Andrew Purves, Reconstructing Pastoral Theology

In the context of the ministry of God [that is, God’s ministry toward us, not our ministry toward each other], the Holy Spirit is the personal presence of God by whom God bring us into communion with himself through relationship with Jesus Christ. According to Karl Barth, the Holy Spirit “is the power in which Jesus Christ is alive among [people] and makes them His witnesses.” Christian doctrine teaches that the work of the Holy Spirit is a Christ-related event; as such it is a God-glorifying, person-empowering, and church/mission creating event. … There is no dissociating of the Holy Spirit from Jesus Christ; rather…the Holy Spirit has a diaphanous self-effacing nature, showing us the Son and joining us to him, so that in and through the Son we have communion with and serve the Father (39).

According to Karl Barth, the Holy Spirit is the power in which Jesus Christ is alive among people and makes them his witnesses. That is, Christian doctrine teaches that the work of the Holy Spirit is a Christ-related event, and as such, it becomes a God-glorifying, person-empowering, and church/mission creating event. … The Spirit calls the church into existence to be a community of worship and ministry through union with Christ. Thus when we speak of the communion of the Holy Spirit we mean the communion-creating work of the Holy Spirit – communion with the Father through our Spirit-led union with Christ and, consequently, communion with one another as we are formed into the missionary body of Christ, the church. For this reason we do not speak of communion in the Holy Spirit, but the communion of the Holy Spirit, meaning by this, communion in Christ (124).

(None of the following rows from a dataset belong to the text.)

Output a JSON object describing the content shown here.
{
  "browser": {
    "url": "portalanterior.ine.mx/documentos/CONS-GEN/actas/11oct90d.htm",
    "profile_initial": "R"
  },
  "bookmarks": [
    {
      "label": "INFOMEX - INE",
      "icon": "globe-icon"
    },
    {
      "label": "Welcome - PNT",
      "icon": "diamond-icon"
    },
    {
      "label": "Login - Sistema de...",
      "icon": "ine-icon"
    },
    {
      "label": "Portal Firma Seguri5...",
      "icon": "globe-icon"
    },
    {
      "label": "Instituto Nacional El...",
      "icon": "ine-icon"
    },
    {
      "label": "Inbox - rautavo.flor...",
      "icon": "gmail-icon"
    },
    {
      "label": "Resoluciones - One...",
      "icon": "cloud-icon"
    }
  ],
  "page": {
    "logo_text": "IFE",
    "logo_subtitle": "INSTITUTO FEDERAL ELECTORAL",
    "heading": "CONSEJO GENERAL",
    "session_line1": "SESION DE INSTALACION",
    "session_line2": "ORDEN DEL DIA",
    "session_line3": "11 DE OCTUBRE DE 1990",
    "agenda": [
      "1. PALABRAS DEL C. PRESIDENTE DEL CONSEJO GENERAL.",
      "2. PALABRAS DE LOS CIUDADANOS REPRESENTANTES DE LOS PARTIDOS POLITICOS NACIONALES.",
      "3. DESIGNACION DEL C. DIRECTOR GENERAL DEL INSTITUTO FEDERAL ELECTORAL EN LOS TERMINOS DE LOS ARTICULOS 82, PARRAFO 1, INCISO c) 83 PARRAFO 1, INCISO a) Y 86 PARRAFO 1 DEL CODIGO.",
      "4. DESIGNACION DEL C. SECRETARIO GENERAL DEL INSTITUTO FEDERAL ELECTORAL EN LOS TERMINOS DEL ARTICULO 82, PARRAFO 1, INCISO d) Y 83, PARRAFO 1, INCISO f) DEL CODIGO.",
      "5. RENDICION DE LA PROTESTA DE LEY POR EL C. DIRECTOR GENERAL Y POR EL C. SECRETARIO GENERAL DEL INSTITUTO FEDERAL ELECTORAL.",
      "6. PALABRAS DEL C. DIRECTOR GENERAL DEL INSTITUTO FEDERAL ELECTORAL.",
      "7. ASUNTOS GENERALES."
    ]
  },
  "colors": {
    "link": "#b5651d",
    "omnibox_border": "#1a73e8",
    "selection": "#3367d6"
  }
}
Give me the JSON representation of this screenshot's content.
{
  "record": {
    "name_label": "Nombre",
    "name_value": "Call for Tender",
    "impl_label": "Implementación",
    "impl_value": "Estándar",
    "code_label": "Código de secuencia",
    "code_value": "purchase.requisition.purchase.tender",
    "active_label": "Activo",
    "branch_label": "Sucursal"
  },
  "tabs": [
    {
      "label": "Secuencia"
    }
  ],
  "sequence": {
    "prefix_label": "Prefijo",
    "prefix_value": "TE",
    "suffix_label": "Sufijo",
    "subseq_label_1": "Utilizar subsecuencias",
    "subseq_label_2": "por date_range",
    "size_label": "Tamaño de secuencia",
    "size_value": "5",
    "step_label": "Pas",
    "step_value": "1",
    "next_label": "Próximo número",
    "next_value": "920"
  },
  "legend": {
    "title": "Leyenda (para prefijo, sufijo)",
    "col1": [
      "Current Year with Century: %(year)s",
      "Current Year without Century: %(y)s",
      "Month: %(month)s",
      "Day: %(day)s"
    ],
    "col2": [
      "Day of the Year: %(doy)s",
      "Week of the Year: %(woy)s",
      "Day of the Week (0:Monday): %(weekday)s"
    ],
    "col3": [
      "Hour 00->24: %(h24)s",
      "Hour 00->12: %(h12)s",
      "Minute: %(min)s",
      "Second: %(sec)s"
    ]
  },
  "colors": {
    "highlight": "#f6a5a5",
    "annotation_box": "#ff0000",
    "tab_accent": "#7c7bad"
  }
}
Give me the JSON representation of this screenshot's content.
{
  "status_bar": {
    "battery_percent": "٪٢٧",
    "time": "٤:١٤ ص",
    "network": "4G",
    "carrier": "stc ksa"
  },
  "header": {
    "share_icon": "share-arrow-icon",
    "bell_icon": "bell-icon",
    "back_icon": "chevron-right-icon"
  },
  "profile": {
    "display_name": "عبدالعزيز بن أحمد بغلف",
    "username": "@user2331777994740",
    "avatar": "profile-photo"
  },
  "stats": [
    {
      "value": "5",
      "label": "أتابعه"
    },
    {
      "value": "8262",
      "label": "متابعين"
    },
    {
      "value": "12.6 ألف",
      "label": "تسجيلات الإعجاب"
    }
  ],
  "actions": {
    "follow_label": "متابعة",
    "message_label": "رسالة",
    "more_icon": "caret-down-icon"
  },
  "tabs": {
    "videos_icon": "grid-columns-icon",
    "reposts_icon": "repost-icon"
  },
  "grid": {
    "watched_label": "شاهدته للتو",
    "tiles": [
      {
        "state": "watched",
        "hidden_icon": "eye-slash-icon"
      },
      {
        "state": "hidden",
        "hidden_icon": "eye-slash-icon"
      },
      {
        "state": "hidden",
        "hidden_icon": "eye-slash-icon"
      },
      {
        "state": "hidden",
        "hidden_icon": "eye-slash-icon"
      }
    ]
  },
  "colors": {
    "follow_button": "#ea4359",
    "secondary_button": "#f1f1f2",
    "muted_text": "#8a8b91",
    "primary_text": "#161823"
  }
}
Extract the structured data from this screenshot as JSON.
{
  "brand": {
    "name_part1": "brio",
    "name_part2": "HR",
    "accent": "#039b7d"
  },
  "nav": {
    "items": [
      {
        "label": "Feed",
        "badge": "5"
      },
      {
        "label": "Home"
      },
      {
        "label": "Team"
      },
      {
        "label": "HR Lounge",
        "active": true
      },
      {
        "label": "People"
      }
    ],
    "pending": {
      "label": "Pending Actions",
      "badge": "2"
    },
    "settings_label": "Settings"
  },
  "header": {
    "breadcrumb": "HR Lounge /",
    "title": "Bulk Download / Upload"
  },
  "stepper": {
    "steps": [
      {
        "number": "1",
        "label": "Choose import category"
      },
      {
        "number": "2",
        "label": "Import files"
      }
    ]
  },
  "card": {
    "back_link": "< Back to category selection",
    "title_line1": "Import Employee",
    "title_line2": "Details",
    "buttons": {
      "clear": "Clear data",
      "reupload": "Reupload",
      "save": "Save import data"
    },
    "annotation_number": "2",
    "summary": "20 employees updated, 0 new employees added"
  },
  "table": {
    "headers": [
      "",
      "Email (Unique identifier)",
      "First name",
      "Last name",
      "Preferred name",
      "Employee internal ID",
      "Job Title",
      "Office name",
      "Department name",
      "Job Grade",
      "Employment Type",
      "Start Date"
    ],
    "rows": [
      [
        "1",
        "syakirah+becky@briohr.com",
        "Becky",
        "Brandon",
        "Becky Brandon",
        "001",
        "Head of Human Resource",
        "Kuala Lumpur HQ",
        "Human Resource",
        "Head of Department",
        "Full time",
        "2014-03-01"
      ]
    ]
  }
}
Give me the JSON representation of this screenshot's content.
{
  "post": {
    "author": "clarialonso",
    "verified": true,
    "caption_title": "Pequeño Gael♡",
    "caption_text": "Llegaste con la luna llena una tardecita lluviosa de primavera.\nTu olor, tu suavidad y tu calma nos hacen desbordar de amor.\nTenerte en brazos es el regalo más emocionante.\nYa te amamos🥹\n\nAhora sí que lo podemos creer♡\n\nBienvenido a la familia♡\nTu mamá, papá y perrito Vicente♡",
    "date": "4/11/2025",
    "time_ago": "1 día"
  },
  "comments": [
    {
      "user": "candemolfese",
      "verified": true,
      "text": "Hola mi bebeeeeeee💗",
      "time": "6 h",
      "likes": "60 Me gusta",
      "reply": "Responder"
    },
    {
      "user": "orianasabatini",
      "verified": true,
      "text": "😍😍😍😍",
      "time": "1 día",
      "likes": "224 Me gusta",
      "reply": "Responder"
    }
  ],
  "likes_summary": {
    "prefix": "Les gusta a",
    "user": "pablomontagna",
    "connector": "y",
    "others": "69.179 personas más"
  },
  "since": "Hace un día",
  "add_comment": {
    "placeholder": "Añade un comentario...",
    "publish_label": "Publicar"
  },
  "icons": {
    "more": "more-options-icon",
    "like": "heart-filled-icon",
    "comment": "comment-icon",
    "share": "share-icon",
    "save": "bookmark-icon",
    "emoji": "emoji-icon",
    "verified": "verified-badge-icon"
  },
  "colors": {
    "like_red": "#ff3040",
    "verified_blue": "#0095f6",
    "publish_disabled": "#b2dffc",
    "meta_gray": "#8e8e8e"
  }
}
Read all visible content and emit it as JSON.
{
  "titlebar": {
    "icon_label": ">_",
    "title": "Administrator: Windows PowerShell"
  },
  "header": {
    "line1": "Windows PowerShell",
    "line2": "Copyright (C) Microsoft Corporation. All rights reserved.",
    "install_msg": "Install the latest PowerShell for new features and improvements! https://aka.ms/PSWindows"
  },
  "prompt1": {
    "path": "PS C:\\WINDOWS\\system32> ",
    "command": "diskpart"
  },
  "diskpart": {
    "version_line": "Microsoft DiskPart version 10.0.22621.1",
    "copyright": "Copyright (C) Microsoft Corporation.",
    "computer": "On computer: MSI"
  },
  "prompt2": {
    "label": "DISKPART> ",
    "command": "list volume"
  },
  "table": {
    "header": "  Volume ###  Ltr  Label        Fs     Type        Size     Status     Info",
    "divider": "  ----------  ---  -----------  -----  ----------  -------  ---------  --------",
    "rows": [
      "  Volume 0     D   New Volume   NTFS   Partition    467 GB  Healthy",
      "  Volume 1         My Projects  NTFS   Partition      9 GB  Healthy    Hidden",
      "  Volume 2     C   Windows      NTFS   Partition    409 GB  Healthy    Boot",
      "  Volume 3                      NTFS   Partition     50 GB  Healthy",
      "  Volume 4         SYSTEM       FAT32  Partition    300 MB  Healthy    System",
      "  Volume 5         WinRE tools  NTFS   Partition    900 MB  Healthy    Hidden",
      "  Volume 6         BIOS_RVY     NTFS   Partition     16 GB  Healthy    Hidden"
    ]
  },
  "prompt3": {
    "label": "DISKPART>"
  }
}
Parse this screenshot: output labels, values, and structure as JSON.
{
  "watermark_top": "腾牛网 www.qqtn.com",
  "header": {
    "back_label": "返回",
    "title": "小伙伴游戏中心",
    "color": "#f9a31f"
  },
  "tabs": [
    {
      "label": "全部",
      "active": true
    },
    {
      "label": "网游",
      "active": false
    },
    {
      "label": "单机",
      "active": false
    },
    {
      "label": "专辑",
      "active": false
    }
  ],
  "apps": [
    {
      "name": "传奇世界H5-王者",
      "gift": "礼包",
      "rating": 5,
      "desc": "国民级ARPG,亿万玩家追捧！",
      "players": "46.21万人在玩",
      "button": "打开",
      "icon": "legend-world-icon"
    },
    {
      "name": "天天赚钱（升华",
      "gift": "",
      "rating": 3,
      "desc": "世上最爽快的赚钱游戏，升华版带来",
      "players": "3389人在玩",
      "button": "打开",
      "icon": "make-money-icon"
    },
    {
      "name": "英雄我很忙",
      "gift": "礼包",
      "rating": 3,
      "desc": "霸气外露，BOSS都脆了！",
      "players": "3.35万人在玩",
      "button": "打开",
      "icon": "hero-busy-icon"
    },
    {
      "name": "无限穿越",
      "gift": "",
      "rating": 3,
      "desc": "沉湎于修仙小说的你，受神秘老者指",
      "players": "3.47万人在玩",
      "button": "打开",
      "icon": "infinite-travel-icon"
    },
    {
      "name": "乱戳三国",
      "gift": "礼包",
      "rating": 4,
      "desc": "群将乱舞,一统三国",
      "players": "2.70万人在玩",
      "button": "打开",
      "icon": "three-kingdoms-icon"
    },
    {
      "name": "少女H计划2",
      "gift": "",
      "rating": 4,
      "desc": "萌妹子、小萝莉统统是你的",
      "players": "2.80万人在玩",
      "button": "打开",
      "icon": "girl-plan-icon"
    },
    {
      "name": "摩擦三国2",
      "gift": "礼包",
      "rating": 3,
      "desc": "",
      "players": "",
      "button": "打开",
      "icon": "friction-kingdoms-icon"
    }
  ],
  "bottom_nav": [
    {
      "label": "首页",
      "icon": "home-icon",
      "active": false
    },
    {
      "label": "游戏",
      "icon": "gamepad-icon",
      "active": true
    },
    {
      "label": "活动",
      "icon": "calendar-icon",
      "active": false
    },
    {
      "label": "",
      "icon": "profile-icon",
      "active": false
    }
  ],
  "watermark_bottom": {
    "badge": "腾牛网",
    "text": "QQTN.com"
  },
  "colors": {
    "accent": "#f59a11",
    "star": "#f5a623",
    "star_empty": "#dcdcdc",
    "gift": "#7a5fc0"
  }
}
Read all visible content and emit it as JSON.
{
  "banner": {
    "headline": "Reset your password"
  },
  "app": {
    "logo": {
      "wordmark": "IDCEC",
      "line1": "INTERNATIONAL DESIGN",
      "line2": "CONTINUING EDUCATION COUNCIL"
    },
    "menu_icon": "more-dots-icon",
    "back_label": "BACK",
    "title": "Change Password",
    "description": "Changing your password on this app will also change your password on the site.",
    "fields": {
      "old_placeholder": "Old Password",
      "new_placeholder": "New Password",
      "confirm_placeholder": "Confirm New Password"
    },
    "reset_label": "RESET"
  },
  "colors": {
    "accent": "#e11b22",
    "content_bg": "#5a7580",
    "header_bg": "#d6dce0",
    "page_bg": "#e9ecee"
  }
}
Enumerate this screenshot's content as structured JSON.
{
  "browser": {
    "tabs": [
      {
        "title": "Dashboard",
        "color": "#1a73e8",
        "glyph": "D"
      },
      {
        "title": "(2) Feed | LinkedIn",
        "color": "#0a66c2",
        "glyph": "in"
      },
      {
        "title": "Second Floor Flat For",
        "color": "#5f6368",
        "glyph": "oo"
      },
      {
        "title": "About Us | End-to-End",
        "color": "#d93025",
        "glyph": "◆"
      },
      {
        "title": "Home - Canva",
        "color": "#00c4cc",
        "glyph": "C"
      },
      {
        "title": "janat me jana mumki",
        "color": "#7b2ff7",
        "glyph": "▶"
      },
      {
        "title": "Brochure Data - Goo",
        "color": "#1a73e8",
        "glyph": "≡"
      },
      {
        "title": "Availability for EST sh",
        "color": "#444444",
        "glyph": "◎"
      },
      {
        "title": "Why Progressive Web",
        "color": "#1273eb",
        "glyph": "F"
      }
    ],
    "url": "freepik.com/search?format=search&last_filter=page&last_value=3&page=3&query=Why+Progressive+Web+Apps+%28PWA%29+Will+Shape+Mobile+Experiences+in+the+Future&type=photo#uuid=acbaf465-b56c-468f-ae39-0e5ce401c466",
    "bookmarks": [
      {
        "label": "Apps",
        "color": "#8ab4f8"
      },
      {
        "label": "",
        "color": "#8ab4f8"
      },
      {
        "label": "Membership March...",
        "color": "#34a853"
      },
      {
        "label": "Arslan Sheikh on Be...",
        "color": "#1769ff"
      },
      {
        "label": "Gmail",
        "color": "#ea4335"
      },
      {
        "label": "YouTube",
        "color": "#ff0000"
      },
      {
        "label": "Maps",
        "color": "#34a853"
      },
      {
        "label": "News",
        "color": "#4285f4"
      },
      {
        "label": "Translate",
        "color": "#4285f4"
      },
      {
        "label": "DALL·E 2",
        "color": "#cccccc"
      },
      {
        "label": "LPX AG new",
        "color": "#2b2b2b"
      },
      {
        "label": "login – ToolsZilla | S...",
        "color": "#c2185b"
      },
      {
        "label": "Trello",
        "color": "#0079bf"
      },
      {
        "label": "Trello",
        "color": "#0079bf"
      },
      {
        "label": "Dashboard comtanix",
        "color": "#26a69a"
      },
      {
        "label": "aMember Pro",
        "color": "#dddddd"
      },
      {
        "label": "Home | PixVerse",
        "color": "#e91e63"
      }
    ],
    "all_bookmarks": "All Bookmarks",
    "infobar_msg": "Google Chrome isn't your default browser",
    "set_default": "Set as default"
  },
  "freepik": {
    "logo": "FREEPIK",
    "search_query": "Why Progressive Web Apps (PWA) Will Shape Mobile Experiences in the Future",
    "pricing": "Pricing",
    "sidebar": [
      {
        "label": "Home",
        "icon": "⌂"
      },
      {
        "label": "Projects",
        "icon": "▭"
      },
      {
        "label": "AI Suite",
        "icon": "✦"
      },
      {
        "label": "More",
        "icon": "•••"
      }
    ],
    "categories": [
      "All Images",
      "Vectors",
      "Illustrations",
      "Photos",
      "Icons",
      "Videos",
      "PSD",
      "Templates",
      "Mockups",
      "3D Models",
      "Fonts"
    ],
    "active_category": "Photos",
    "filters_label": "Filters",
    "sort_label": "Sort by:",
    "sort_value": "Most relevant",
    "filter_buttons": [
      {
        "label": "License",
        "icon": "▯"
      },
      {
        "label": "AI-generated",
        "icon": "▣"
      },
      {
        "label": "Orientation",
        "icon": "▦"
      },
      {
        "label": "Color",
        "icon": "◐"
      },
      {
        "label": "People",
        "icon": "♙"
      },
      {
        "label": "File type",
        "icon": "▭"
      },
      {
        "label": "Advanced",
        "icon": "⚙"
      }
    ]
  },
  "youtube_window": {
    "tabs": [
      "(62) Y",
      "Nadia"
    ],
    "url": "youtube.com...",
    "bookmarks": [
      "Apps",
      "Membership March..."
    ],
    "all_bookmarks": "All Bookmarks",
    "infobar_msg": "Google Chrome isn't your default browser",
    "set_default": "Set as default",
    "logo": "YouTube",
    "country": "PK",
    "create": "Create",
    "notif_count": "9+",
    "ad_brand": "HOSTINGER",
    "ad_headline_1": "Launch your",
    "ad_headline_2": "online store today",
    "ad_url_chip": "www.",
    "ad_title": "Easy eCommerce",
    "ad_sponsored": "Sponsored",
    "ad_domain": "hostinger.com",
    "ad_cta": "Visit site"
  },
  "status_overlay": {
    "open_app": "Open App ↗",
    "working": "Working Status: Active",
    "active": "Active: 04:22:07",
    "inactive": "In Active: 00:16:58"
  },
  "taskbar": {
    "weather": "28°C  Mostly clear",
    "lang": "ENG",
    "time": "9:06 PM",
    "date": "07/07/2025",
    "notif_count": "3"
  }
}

Participatio Christi, not Imatatio Christi

Richard F. Lovelace, Dynamics of Spiritual Renewal (pg. 73-74)

Redemption is participatory, not imitative. It is grounded on grace appropriated through faith, not merely on obedience. Spiritual life flows out of union with Christ, not merely imitation of Christ. … The individual Christian and the church as a whole are alive in Christ, and when any essential dimensions of what it means to be in Christ are obscured in the church’s understanding, there is no guarantee that the people of God will strive toward and experience fullness of life.

Andrew Purves, Reconstructing Pastoral Theology (pg. 40)

Through the communion of the Holy Spirit the Christian life is participatio Christi, not imatatio Christi.

The Gospel & Pastoral Ministry

Romans 6:17

But thanks be to God, that you who were once slaves of sin have become obedient from the heart to the standard of teaching to which you were entrusted…

Andrew Purves, Reconstructing Pastoral Theology (pg. xvi)

Paul does not have it backward. One might think that doctrines are to be entrusted to believers, but believers are entrusted to doctrines, meaning by this the reality of God in Christ for us. It is the gospel that possesses ministry, not ministry that possesses the gospel. ...[T]he actuality of the gospel is the basis for the possibility of our ministry. It is not Jesus Christ who needs pastoral work, it is pastoral work that needs Jesus Christ. Just as faith lives not by human effort, but solely by the grace of God in, through, and as Jesus Christ, and through our incorporation into his life, so also ministry must be understood to be built not upon human striving for growth, well-being, and health but upon the grace of God which is understood now as a participation in the life and ministry of Jesus Christ, on earth, in heaven, and as the one who will come again. The focus of pastoral theology, then, is on God’s extrinsic grace in Jesus Christ, on the gospel that is verbum alienum, a Word from beyond us, and to which gracious Word and to that Word alone pastoral theology and pastoral practice must submit in order to be faithful to the gospel.